I have a bag containing 4 cards, and each card is either black or white, but you do not know the exact composition of the bag. Assume that from your point of view, it is initially equally likely that the bag contains 0, 1, 2, 3, or 4 white cards. I let you draw a single card from the bag at random and you find that the card is white. Thus, the question is: how many of the cards in the bag are white on the basis of this single observation?
- Compute P(2W|E), the probability there was exactly two cards in the bag, given the evidence E that a white card was drawn at random.
- Compute P(3W|E).
- Compute P(4W|E), the probability all four cards in the bag are white, given the evidence E that a white card was drawn at random.

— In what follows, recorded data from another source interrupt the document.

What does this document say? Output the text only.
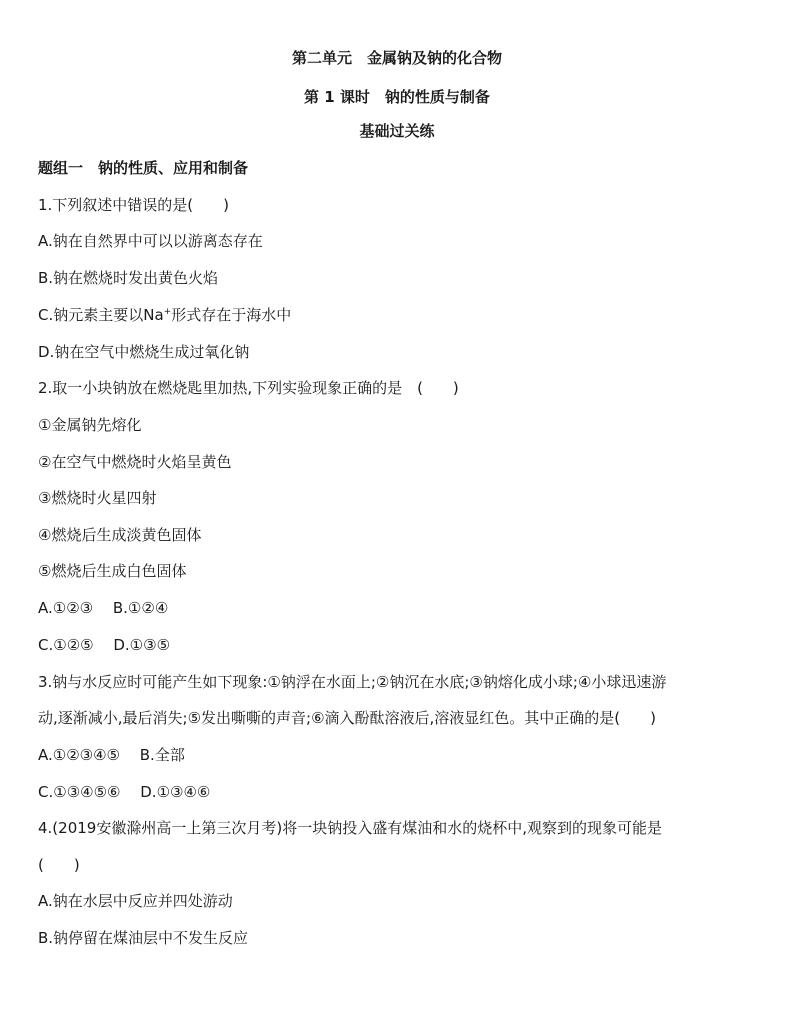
第二单元　金属钠及钠的化合物
第 1 课时　钠的性质与制备
基础过关练
题组一　钠的性质、应用和制备
1.下列叙述中错误的是(　　)
A.钠在自然界中可以以游离态存在
B.钠在燃烧时发出黄色火焰
C.钠元素主要以Na+形式存在于海水中
D.钠在空气中燃烧生成过氧化钠
2.取一小块钠放在燃烧匙里加热,下列实验现象正确的是　(　　)
①金属钠先熔化
②在空气中燃烧时火焰呈黄色
③燃烧时火星四射
④燃烧后生成淡黄色固体
⑤燃烧后生成白色固体
A.①②③　 B.①②④
C.①②⑤　 D.①③⑤
3.钠与水反应时可能产生如下现象:①钠浮在水面上;②钠沉在水底;③钠熔化成小球;④小球迅速游
动,逐渐减小,最后消失;⑤发出嘶嘶的声音;⑥滴入酚酞溶液后,溶液显红色。其中正确的是(　　)
A.①②③④⑤　 B.全部
C.①③④⑤⑥　 D.①③④⑥
4.(2019安徽滁州高一上第三次月考)将一块钠投入盛有煤油和水的烧杯中,观察到的现象可能是
(　　)
A.钠在水层中反应并四处游动
B.钠停留在煤油层中不发生反应
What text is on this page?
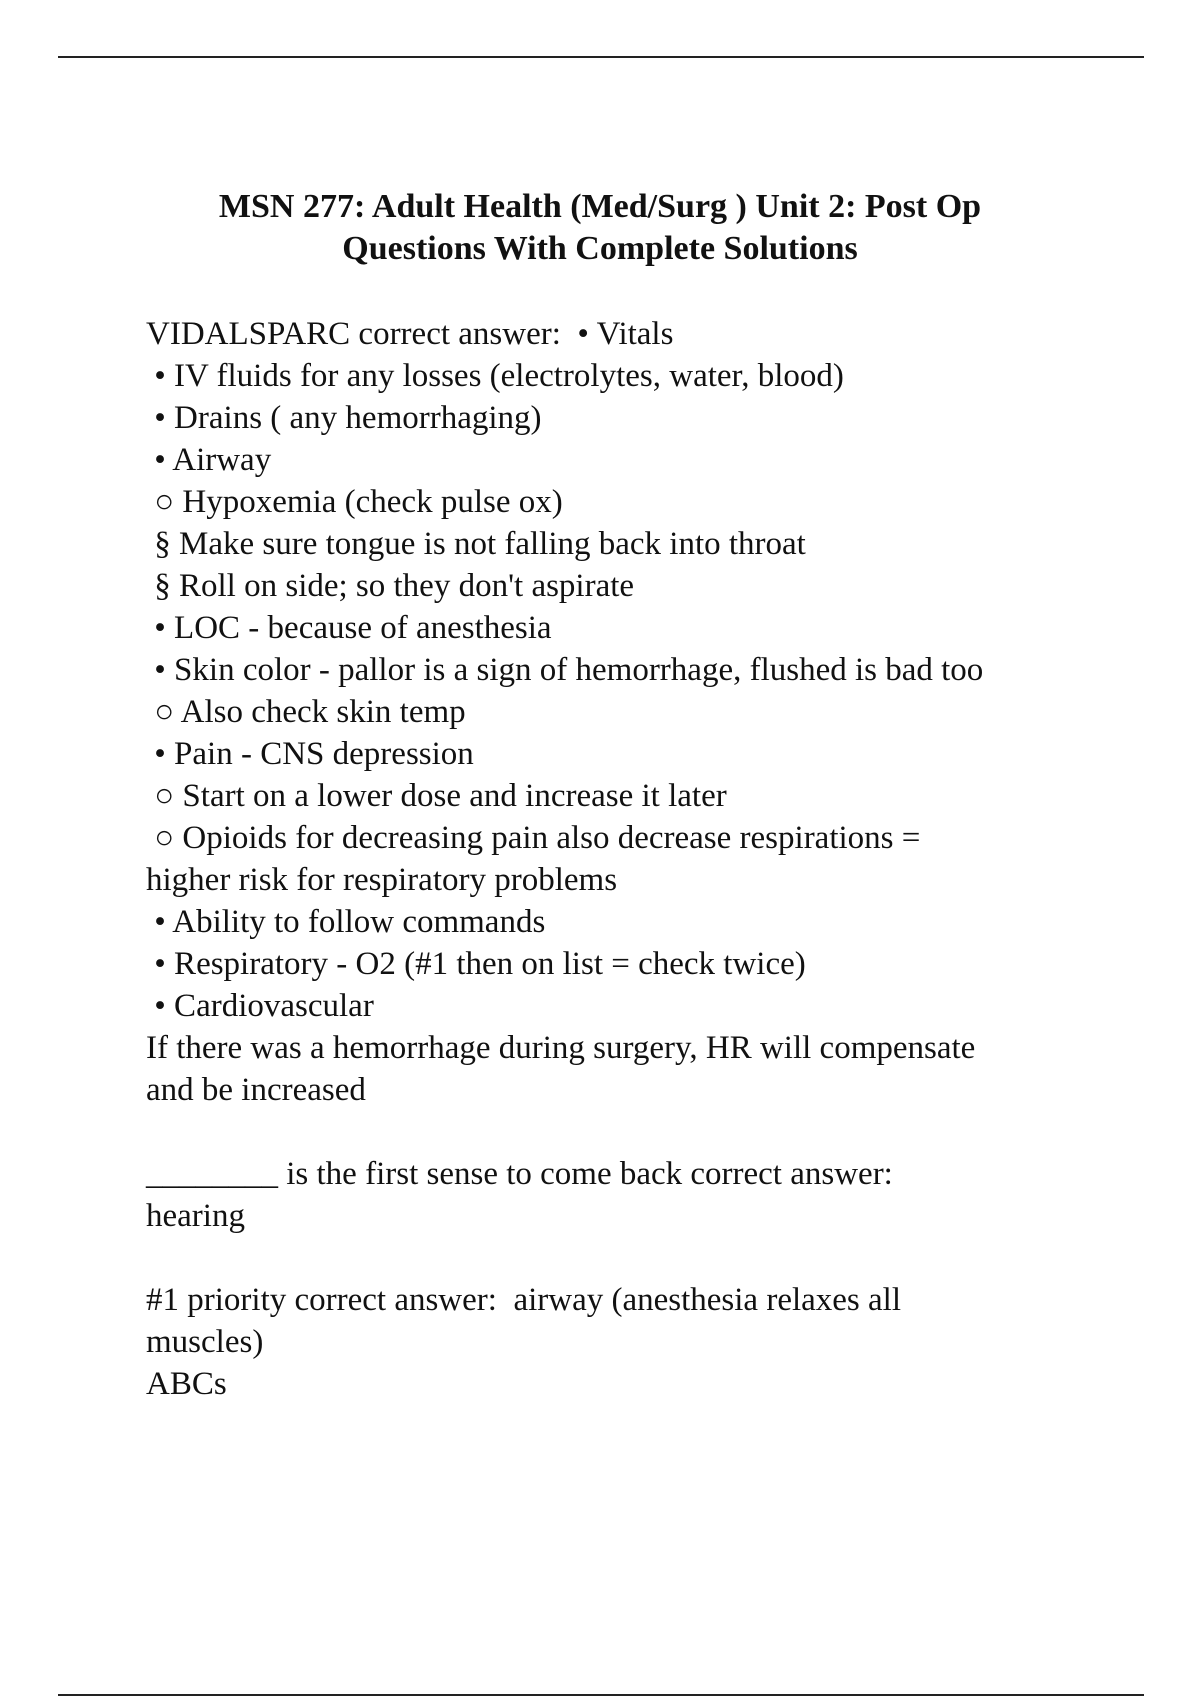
MSN 277: Adult Health (Med/Surg ) Unit 2: Post Op
Questions With Complete Solutions
VIDALSPARC correct answer:  • Vitals
• IV fluids for any losses (electrolytes, water, blood)
• Drains ( any hemorrhaging)
• Airway
○ Hypoxemia (check pulse ox)
§ Make sure tongue is not falling back into throat
§ Roll on side; so they don't aspirate
• LOC - because of anesthesia
• Skin color - pallor is a sign of hemorrhage, flushed is bad too
○ Also check skin temp
• Pain - CNS depression
○ Start on a lower dose and increase it later
○ Opioids for decreasing pain also decrease respirations =
higher risk for respiratory problems
• Ability to follow commands
• Respiratory - O2 (#1 then on list = check twice)
• Cardiovascular
If there was a hemorrhage during surgery, HR will compensate
and be increased
________ is the first sense to come back correct answer:
hearing
#1 priority correct answer:  airway (anesthesia relaxes all
muscles)
ABCs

- If you had to guess how many of the cards in the bag are white based on the observation of a single white card, what would be your best guess? (enter an integer between 0 and 4)
For the first problem I got 1/2 but that was incorrect
I think that there would be 5 possibilities despite the fact that there are 4 cards in the bag because all the cards could've been black despite the fact that a white card is pulled from the bag, but I might be overthinking stuff at this point.
This is reverse probability theorem . Let $E_i$ be the event that there are. $i$ cards white in bag for all $i=0,1,2,3,4$ since all events are equally likely then. $P(E_i)=\frac{1}{5}\,\,,\forall\,i=0,1,2,3,4$ $$. $$ Let. $A$ be the events that card drawn is white. $$\therefore P(A)=\sum_{I=0}^{4} P(E_i)P(A \vert E_i)$$ $$=0 +\frac{1}{5}\frac{1}{4}+\frac{1}{5}\frac{2}{4}+\frac{1}{5}\frac{3}{4}+\frac{1}{5}\frac{4}{4}$$ $$P(A)=\frac{1}{2}$$ And for 2 white card in bag known that card drawn is white is the probability will be $$P(E_2 \vert A)=\cfrac{P(E_2).P(A \vert E_2)}{P(A)}$$ $$=\cfrac{\frac{1}{5}\frac{2}{4}}{\frac{1}{2}}$$ $$=\frac{1}{5}$$